The name “Imbolc” comes from a Celtic word, oimelc, meaning “ewe’s milk.” Also called St. Brigit/Brides’s day or Candlemas, this holiday is celebrated in the transition time between Winter and Spring – the coming of the light again. In ancient times, it may have been celebrated more fluidly based on the physical changes of the seasons, but today it is traditionally celebrated on February 1st (or August 1st in the Southern Hemisphere). The core focus of this holiday is hearth and home, specifically the energy of the hearthfire as the power of the sun is returning. It is also a time to bless the family, fields, and livestock.
For those of us living less close to the land, this is still an opportunity for us to honor what our fields and livestock are. Is it our job? Our friends? Our art? Our writing? What is it that sustains us in the dark times and leads us into the light? It is an excellent time to consider what we want to bless in our life.
Of course, I highly recommend honoring Brigid on this holiday as it is directly associated with her. Few holidays are directly associated with a specific God or Goddess (Lughnasadh being the other one that comes to mind), so this offers us a chance to connect to a specific face of the divine in a new way.
Suggestions for Celebration
Consider decorating with the colors of flame: orange, red, and yellow. White represents winter and brown the earth, so these colors also work well. Think in very neutral tones – the tones of the chilled earth in this time of slow awakening. Brigid’s flame is a most important element in this particular holiday, so evoking that in whatever way you can is highly suggested. Candles make a beautiful centerpiece or just overall ambiance for your space.
Adorn the altar with any naturally budding flowers (if they are local). Be sure to ask for permission to take the flowers from their environment. Amber incense or resin is symbolic of the sun, while frankincense is great if you are doing some sort of interfaith ceremony. Oil lamps, corn dollies, Brigid’s crosses, and brass bells or cymbals are also significant to this holiday.
Due to the associations with livestock, lamb is suggested for this holiday.
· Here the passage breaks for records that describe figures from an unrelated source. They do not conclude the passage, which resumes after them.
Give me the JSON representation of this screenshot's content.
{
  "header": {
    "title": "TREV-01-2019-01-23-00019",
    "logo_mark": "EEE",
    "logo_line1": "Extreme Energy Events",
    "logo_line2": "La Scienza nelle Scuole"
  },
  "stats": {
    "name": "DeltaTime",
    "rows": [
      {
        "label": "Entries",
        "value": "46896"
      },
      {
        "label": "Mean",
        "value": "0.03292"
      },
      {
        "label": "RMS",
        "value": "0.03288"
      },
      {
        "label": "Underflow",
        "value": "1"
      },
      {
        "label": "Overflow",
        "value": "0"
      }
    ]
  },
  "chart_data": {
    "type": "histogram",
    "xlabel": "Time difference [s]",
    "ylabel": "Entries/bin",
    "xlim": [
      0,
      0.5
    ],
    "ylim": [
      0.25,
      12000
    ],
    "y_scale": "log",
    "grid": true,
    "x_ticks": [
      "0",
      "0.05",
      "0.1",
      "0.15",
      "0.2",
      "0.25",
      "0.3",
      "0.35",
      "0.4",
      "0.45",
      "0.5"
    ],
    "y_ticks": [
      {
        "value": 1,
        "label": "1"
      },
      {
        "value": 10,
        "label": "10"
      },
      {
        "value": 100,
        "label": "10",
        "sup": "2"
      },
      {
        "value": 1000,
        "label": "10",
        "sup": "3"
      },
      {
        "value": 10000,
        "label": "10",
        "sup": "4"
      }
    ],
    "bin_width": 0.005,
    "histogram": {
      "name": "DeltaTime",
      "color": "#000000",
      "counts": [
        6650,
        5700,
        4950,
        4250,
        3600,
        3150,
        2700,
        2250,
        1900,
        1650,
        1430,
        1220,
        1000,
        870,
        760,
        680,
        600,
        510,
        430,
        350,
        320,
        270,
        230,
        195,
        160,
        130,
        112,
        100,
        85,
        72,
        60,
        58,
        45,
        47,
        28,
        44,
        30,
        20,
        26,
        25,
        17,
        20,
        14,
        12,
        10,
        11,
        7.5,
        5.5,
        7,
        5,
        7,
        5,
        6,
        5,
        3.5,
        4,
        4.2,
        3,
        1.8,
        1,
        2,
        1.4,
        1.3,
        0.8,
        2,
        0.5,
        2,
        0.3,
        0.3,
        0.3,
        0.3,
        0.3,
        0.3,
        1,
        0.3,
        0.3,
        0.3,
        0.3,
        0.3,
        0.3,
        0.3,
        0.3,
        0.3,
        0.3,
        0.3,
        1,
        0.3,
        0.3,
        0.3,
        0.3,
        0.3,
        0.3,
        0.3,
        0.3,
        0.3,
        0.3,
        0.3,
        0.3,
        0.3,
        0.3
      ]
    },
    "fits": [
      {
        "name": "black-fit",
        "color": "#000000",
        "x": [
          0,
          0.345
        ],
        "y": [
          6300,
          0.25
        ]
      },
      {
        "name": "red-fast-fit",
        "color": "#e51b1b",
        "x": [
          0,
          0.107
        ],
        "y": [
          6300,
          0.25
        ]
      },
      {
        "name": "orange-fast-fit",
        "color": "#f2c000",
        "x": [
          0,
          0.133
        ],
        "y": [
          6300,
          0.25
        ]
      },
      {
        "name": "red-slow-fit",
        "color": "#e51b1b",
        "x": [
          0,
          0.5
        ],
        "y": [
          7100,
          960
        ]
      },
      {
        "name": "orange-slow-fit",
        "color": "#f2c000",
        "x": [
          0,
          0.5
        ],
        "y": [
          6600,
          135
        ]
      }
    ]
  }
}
Dairy based dishes are also important as this time of year tended to mark when ewes gave birth. Consider having some sheep’s cheese, if such a thing is available to you. Seeds, winter vegetables, and dried fruits are also great.
Consider performing some sort of blessing ritual. This could be a house blessing, the blessing of a relationship, job, person, the land, or whatever you wanted it to be! There are many ritual suggestions available online with a quick google search, but it is ultimately what you want it to be!
Winter is a time where it is not recommended we do magic (as the earth is slumbering), so consider focusing more on blessing than any magical working.
Consider mindfully eating/drinking a dairy product if you’re able and thank the Mother for her bounty.